Unintended casualties, such as the accidental bombing of the Chinese embassy, are dragging down public support for the war. Disapproval of the air war increased by 21 percentage points since mid-April among Americans highly concerned about civilians being hurt or killed by the NATO attacks. Support for the war remained constant over this period among people less worried about civilians.
Even as Clinton’s foreign affairs ratings slipped, his overall job approval shows no change since last month, holding at 56% in the new nationwide Pew Research Center poll conducted May 12-16, 1999.
Waning public support for the military effort in Yugoslavia, however, is also reflected in public opposition to sending ground troops into the region. Some 49% of Americans say they would oppose sending troops to Kosovo, if the air strikes do not stop the fighting there; 44% would support sending troops. Notably, opposition is just as strong even when the question mentions using troops to “end the conflict in Kosovo” — wording that tended in previous surveys to draw slightly more support for sending forces. Even with this phrase in the question, 50% oppose sending troops, up from 42% in April.
At the same time, public worries about the fate of U.S. troops in Kosovo have declined in recent weeks. Some 56% of Americans say they are very worried that U.S. troops might suffer casualties, down from 66% in April. Even fewer (49%) are very worried that U.S. troops could be involved in Kosovo for a long time, down from 63%.
The public now worries as much about civilian victims in Yugoslavia as about U.S. troops. Some 50% of Americans say they are very worried that innocent people are being hurt or killed by the air strikes. And 37% are very worried about Serbian civilians, a figure that is unchanged from April (40%).
The drop in support for the air strikes has been sharpest among those most concerned about these civilian casualties. In April, people who were very worried about Serbian civilians supported the air strikes, 58%-33%. Today, those very worried about Serbian civilians oppose the air strikes, 43%-54%. People who express less concern about civilians continue to support the strikes. The drop in approval of the way Clinton is handling foreign affairs is also especially large among those most concerned about civilian victims in Yugoslavia.
Two-thirds of Americans (69%) say preventing the killing of citizens in Kosovo is a very important reason for using U.S. troops, if they are sent to the region. Smaller majorities also rate ending starvation and a refugee problem (57%) and preventing a larger war in the region (52%) as very important reasons for using troops.
News Interest Index
While majorities of Americans continue to endorse the use of American military force for humanitarian purposes, interest in news of the NATO air campaign against Serbia fell precipitously over the past month. Just one-third of Americans are paying very close attention to news of the air strikes — 32% today compared to 41% in mid-April and 43% in late March. Interest in the air strikes ranks well behind the Littleton High School shooting (59%) and slightly behind the tornadoes in Oklahoma and Kansas (38%).

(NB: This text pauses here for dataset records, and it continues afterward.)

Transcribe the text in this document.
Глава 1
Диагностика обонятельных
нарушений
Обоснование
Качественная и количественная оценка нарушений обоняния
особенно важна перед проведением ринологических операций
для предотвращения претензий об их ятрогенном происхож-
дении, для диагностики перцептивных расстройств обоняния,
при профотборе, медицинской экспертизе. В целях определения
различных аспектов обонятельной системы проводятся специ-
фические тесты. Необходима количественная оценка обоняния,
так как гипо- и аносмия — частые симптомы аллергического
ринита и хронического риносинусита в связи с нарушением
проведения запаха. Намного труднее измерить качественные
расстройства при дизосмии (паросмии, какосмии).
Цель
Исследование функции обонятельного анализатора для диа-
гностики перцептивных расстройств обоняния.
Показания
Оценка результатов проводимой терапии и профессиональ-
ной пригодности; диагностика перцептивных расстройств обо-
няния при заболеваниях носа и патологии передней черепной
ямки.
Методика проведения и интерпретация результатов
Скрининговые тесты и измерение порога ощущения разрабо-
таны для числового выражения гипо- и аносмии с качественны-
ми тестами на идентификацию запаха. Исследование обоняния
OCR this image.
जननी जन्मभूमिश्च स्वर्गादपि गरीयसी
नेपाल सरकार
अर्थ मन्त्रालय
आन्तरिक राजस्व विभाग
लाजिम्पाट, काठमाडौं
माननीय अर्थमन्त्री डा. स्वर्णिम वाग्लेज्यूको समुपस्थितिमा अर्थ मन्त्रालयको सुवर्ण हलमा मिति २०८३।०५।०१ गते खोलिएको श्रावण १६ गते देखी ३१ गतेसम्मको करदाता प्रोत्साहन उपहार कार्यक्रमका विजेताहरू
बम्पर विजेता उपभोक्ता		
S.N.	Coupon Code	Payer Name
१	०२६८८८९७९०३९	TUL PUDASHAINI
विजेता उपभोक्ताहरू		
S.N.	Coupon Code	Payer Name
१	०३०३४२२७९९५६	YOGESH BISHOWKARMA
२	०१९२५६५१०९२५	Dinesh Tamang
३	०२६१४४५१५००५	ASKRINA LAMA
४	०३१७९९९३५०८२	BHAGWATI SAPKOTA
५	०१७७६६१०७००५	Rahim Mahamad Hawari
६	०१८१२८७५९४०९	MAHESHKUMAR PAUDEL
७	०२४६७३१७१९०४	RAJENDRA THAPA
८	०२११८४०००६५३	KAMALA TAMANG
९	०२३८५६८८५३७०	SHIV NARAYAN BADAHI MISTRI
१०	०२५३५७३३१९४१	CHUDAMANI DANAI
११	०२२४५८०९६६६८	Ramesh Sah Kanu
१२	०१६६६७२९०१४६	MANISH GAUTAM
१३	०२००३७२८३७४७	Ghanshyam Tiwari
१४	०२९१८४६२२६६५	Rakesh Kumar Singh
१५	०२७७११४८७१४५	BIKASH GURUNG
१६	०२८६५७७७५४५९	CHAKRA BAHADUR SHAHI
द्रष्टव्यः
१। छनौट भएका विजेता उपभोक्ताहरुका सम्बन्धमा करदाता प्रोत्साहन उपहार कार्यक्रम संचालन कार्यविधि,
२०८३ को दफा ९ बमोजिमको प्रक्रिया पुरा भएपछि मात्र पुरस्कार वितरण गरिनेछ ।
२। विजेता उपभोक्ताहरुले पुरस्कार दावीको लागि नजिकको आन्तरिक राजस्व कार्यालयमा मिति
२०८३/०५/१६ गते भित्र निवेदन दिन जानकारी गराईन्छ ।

Last month, interest was held high in part by the capture of three U.S. soldiers, a story that garnered the very close attention of 47% of Americans. The accidental bombing of the Chinese embassy this month got similar attention from just 24% of the public.
Focus on School Violence
Interest in the high school shooting in Littleton, Colorado remains high. Six-in-ten Americans continue to pay very close attention to the news, three weeks after the tragedy. Although this reflects a decline from the 68% who were closely attuned to the shooting in its immediate aftermath, the follow-up reports continue to rank among the top news stories of the decade, equal to the 1995 bombing of a federal building in Oklahoma City and the bomb blast at the 1996 Summer Olympics in Atlanta.
Young people, who typically pay less attention than their elders to the news, are sticking with this story. Some 57% of those under age 30 are following the story very closely, compared to 54% of those between ages 30 and 49, and 67% of people 50 and older. Women continue to follow the news more closely than men (65% vs. 52% paying very close attention) and blacks are more engaged than whites (65% vs. 59%).
Despite strong interest in the story, Americans are divided over whether the coverage of Littleton has been excessive: 48% say it has been about right, 45% say too much. The same number of Americans say that there has been too much coverage of inner-city school shootings, but on this question a far larger share say there has been too little (18% vs. 4%).
On both questions, significant differences are seen between blacks and whites. In both inner-city school shootings and the Littleton incident, African Americans are more sympathetic to heavy news coverage than whites. Blacks are nearly twice as likely as whites to say that the shootings in inner-city schools are undercovered by the news media, and they are much less likely to say the shootings at Littleton are being overcovered.